If you take a one-hot encoded row vector [0 … 0 1 0 … 0] and feed it into a matrix from the left, the math of matrix multiplication means you pluck out the i-th row of the matrix. This is its embedding.

This works, but as you mentioned, it’s suboptimal. Every row vector we feed in is one-hot encoded, so there really isn’t any need to literally do that matrix multiplication; we’re always just plucking out some particular row. That’s all an embedding layer does: it plucks out the right row without actually doing a matrix multiplication.

As for what happens when you train an embedding: think of the embedding layer as a linear layer without any activation function. The data (the one-hot encodings) don’t change; only the weights in the linear layer change (aka, the embeddings). That is, the embeddings are the weights.

But I don’t still get it. How we can update some of our inputs (I mean these embeddings) and let others be unchanged? Simple code example might clear this.

Now that I finally understand this, I will try to explain to you. Appreciate anyone else stepping in if I get this wrong.

The embeddings, which we think of as data, are actually weights in the neural net that are trained in the same manner as all other weights. If you think of category levels as rows and the number of dimensions as columns, you have a matrix of weights for a single categorical variable.

For each training example, only the row that corresponds to the appropriate category level is sent to the next neural net layer.
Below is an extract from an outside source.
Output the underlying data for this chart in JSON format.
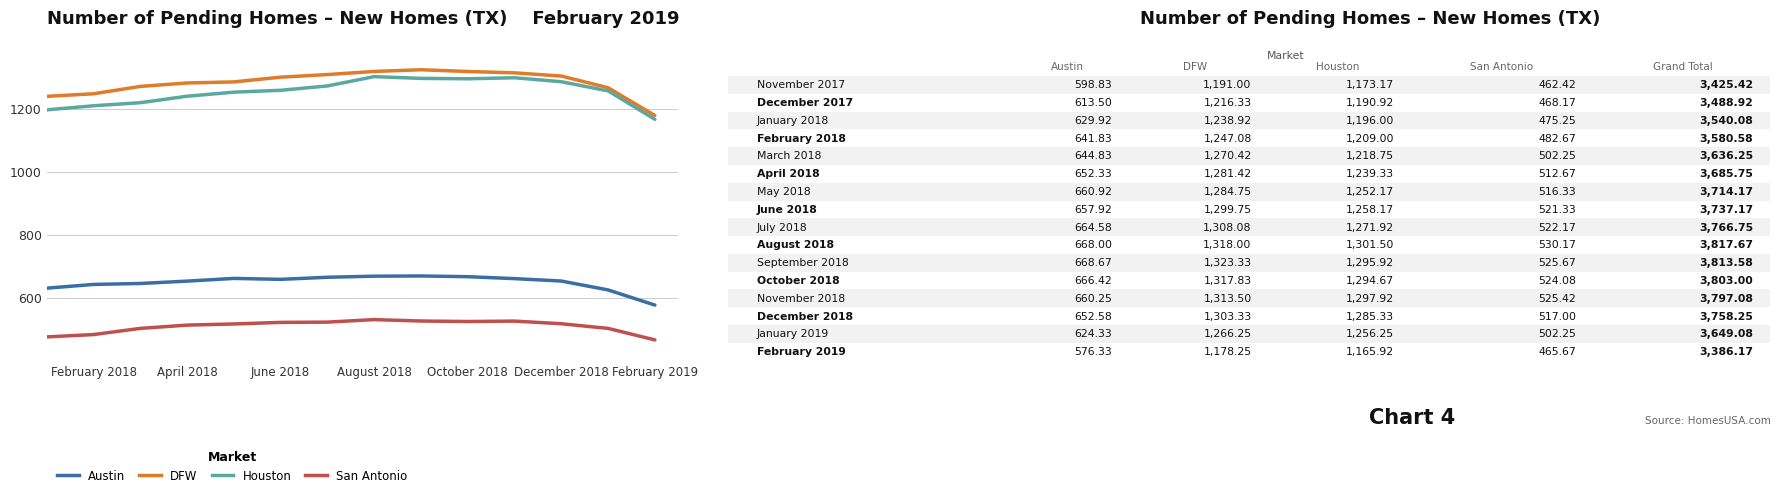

The “embedding matrix” is used as a lookup table. Conceptually, it is as if each categorical variable is stored as a one-hot representation, and the entry that equals ‘1’ activates the weights in the appropriate row of the embedding matrix.

For efficiency, this is not how it is implemented. The one hot representation is replaced by an integer that triggers sending the corresponding row of weights to the next layer.

In this type of implementation, you would not train the embeddings separate of the rest of the network. If you have a similar application for the same set of categorical variables, you could reuse the embedding weights as a pretrained embedded variable. At least, I assume so. This is where a more knowledgeable person could step in.

When using many categorical variables with high-cardinality, does the number of neurons in the net need to be increased as well? Or is there no relationship?

There is a general relationship between cardinality and embedding count. If you think of a decision tree, you may need to fork many times to divide a large data set into homogeneous groups. At the same time, it may be that the large data set only has two or three meaningful splits, and additional subtleties aren’t relevant to your decisions. So you want your initial model to have the ability to find those additional splits, but subsequent versions may trim the embedding count.

In my work, I’ve set my first neuron layer wider than the feature layer with expanded embeddings, but there may be cases where forcing the first layer to distill the inputs works as well.

In regards to “forcing the first layer to distill the inputs works as well”, wouldn’t the neurons quickly become saturated with high-cardinal features? I feel like in that situation, it may force the network to rely on continuous features as the embeddings wouldn’t be given a chance to update to provide enough spatial information and would therefore be less meaningful/valuable (as determined by the network).

It would actually be really interesting to visualize the embeddings of high-cardinal features after near-optimal training in a “simple” vs “complex” network to see if there is indeed an effect.